AE 02: Visualizing the prognosticators

Application exercise

Modified

March 6, 2024

Important

Go to the course GitHub organization and locate the repo titled ae-02-YOUR_GITHUB_USERNAME to get started.

This AE is due February 2 🎩 at 11:59pm.

For all analyses, we’ll use the tidyverse packages.

library(tidyverse)
library(scales)

Data: The prognosticators

The dataset we will visualize is called seers.¹ It contains summary statistics for all known Groundhog Day forecasters. ² Let’s glimpse() at it .

# import data using readr::read_csv()
seers <- read_csv("data/prognosticators-sum-stats.csv")

Rows: 138 Columns: 18
── Column specification ────────────────────────────────────────────────────────
Delimiter: ","
chr  (6): name, forecaster_type, forecaster_simple, climate_region, town, state
dbl (11): preds_n, preds_long_winter, preds_long_winter_pct, preds_correct, ...
lgl  (1): alive

ℹ Use `spec()` to retrieve the full column specification for this data.
ℹ Specify the column types or set `show_col_types = FALSE` to quiet this message.

# add code here

The variables are:

name - name of the prognosticator
forecaster_type - what kind of animal or thing is the prognosticator?
forecaster_simple - a simplified version that lumps together the least-frequently appearing types of prognosticators
alive - is the prognosticator an animate (alive) being?³
climate_region - the NOAA climate region in which the prognosticator is located.
town - self-explanatory
state - state (or territory) where prognosticator is located
preds_n - number of predictions in the database
preds_long_winter - number of predictions for a “Late Winter” (as opposed to “Early Spring”)
preds_long_winter_pct - percentage of predictions for a “Late Winter”
preds_correct - number of correct predictions⁴
preds_rate - proportion of predictions that are correct
temp_mean - average temperature (in Fahrenheit) in February and March in the climate region across all prognostication years
temp_hist - average of the rolling 15-year historic average temperature in February and March across all prognostication years
temp_sd - standard deviation of average February and March temperatures across all prognostication years
precip_mean - average amount of precipitation in February and March across all prognostication years (measured in rainfall inches)
precip_hist average of the rolling 15-year historic average precipitation in February and March across all prognostication years
precip_sd - standard deviation of average February and March precipitation across all prognostication years

Visualizing prediction success rate - Demo

Single variable

Note

Analyzing the a single variable is called univariate analysis.

Create visualizations of the distribution of preds_rate for the prognosticators.

Make a histogram. Set an appropriate binwidth.

# add code here

Two variables - Your turn

Note

Analyzing the relationship between two variables is called bivariate analysis.

Create visualizations of the distribution of preds_rate by alive (whether or not the prognosticator is alive).

Make a single histogram.
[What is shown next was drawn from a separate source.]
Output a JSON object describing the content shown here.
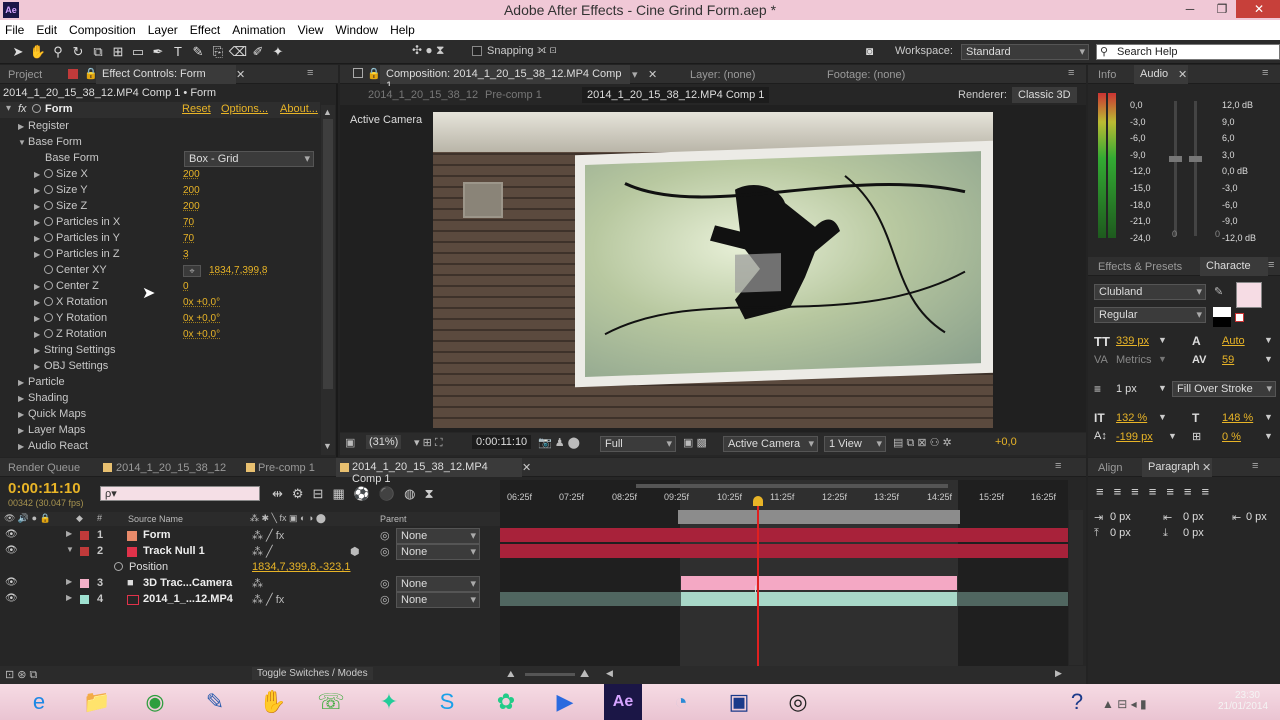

Set an appropriate binwidth.

# add code here

Use multiple histograms via faceting, one for each type. Set an appropriate binwidth, add color as you see fit, and turn off legends if not needed.

# add code here

Use side-by-side box plots. Add color as you see fit and turn off legends if not needed.

# add code here

Use a density plot. Add color as you see fit.

# add code here

Use a violin plot. Add color as you see fit and turn off legends if not needed.

# add code here

Make a jittered scatter plot. Add color as you see fit and turn off legends if not needed.

# add code here

Use beeswarm plots. Add color as you see fit and turn off legends if not needed.

library(ggbeeswarm)

# add code here

Demonstration: Use multiple geoms on a single plot. Be deliberate about the order of plotting. Change the theme and the color scale of the plot. Finally, add informative labels.

# add code here

Multiple variables - Demo

Note

Analyzing the relationship between three or more variables is called multivariate analysis.

Facet the plot you created in the previous exercise by forecaster_simple. Adjust labels accordingly.

# add code here

Before you continue, let’s turn off all warnings the code chunks generate and resize all figures. We’ll do this by editing the YAML.
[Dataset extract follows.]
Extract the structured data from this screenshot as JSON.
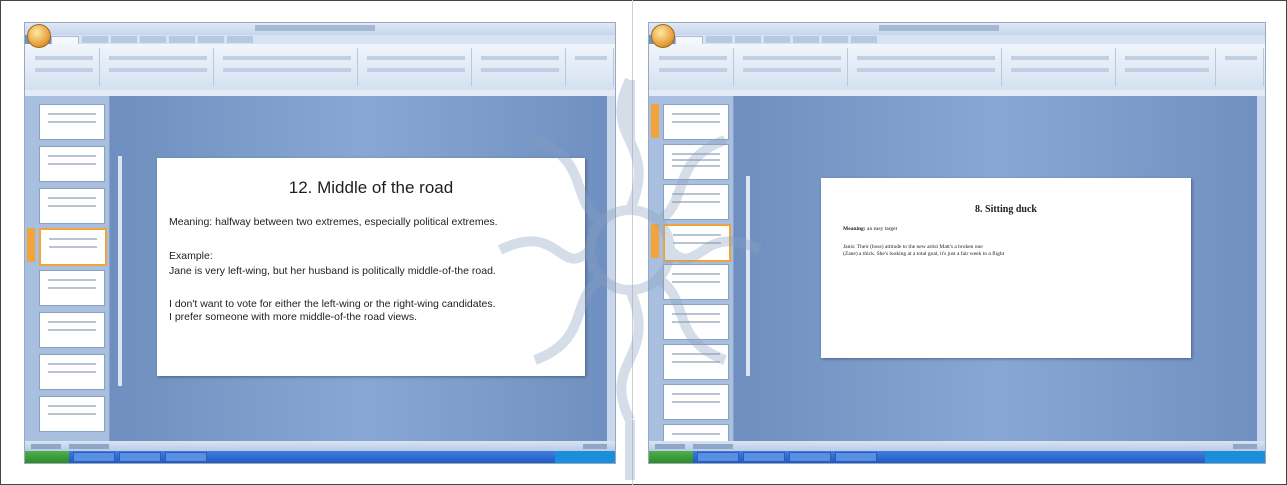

Visualizing other variables - Your turn!

Pick a single categorical variable from the data set and make a bar plot of its distribution.

# add code here

Pick two categorical variables and make a visualization to visualize the relationship between the two variables. Along with your code and output, provide an interpretation of the visualization.

# add code here

Interpretation goes here…

Make another plot that uses at least three variables. At least one should be numeric and at least one categorical. In 1-2 sentences, describe what the plot shows about the relationships between the variables you plotted. Don’t forget to label your code chunk.

# add code here

Interpretation goes here…

Footnotes

I would prefer prognosticators, but I had way too many typos preparing these materials to make you all use it.↩︎
Source: Countdown to Groundhog Day. Application exercise inspired by Groundhogs Do Not Make Good Meteorologists originally published on FiveThirtyEight.↩︎
Prognosticators labeled as Animatronic/Puppet/Statue/Stuffed/Taxidermied are classified as not alive.↩︎
We adopt the same definition as FiveThirtyEight. An “Early Spring” is defined as any year in which the average temperature in either February or March was higher than the historic average. A “Late Winter” was when the average temperature in both months was lower than or the same as the historical average.↩︎